The symptoms that women cite as reasons for stopping Tamoxifen are equally experienced among women who do not take the drug.
Participant-Reported Symptoms and Their Effect on Long-Term Adherence in the International Breast Cancer Intervention Study I (IBIS-I)
Authors: Smith, SG et. al.
Source: J Clin Oncol 35(23):2666-2673
One of the uses for Tamoxifen is as an agent to reduce breast cancer risk. Women may see a risk reduction of up to 30%, and this effect continues for at least 20 years after the five-year regimen is complete. Unfortunately, fewer than 20% of women who are offered the medication actually take it. A major reason for this is concern about adverse side effects.
The investigators looked at the role of predefined symptoms on the long-term use of Tamoxifen. Women at increased risk for breast cancer were randomized to 5 years of either Tamoxifen or placebo. Follow-ups were every six months. Over 3,800 women were included.
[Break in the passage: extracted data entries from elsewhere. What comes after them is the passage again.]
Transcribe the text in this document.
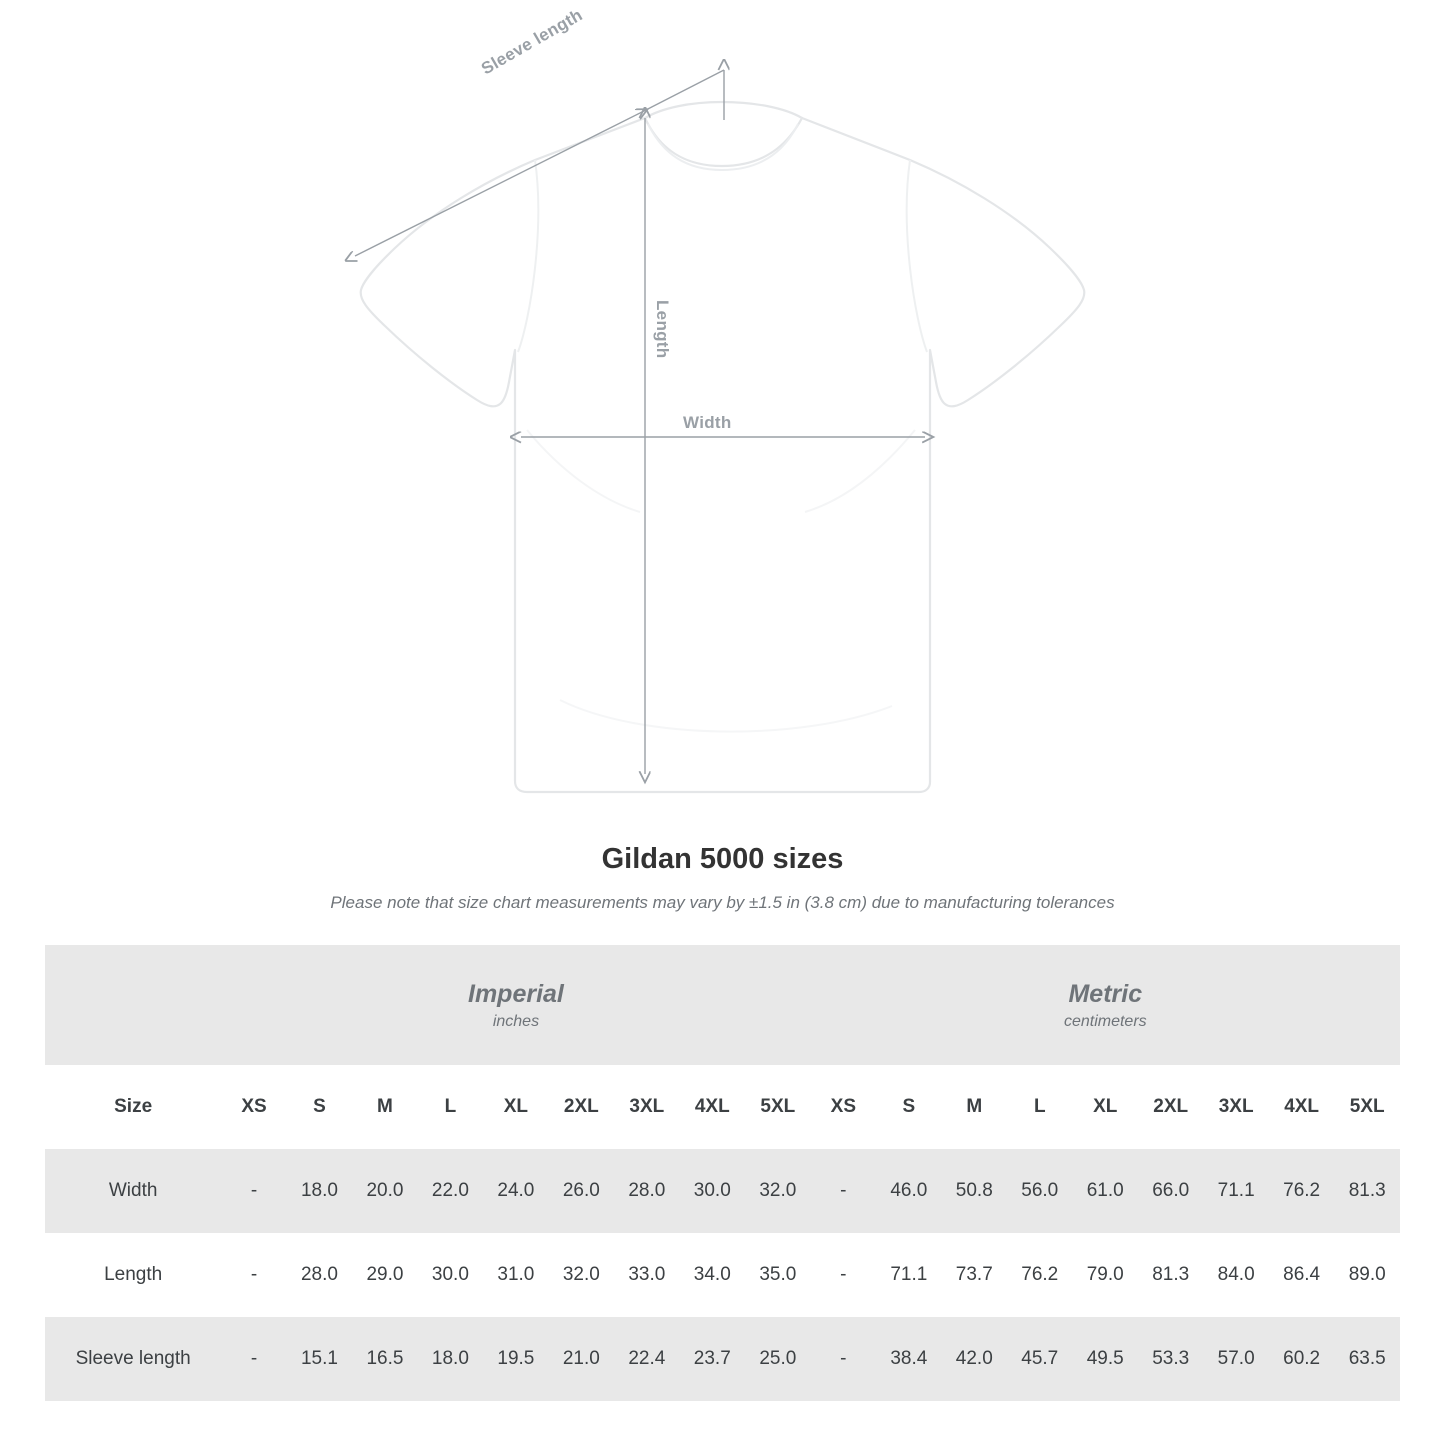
Sleeve length
Length
Width
Gildan 5000 sizes
Please note that size chart measurements may vary by ±1.5 in (3.8 cm) due to manufacturing tolerances

Imperial
inches

Metric
centimeters

Size	XS	S	M	L	XL	2XL	3XL	4XL	5XL	XS	S	M	L	XL	2XL	3XL	4XL	5XL
Width	-	18.0	20.0	22.0	24.0	26.0	28.0	30.0	32.0	-	46.0	50.8	56.0	61.0	66.0	71.1	76.2	81.3
Length	-	28.0	29.0	30.0	31.0	32.0	33.0	34.0	35.0	-	71.1	73.7	76.2	79.0	81.3	84.0	86.4	89.0
Sleeve length	-	15.1	16.5	18.0	19.5	21.0	22.4	23.7	25.0	-	38.4	42.0	45.7	49.5	53.3	57.0	60.2	63.5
Most women were adherent to taking their medication for at least 4.5 years. However, women who were taking Tamoxifen had a higher dropout rate (stopped taking the medication). Reasons for stopping the medication were nausea/vomiting, headaches, hot flashes and gynecologic symptoms (vaginal discharge, dryness or irregular bleeding). Interestingly, these symptoms were experienced at the same rates among women who were taking the placebo medication.
This study suggests that the side effects that women report with Tamoxifen may actually be part of normal life or aging, and that they would occur even if the women did not take tamoxifen. The investigators are hopeful that this information will help doctors educate their patients about taking Tamoxifen and prepare them for correctly identifying the causes of any symptoms they may experience while on the drug.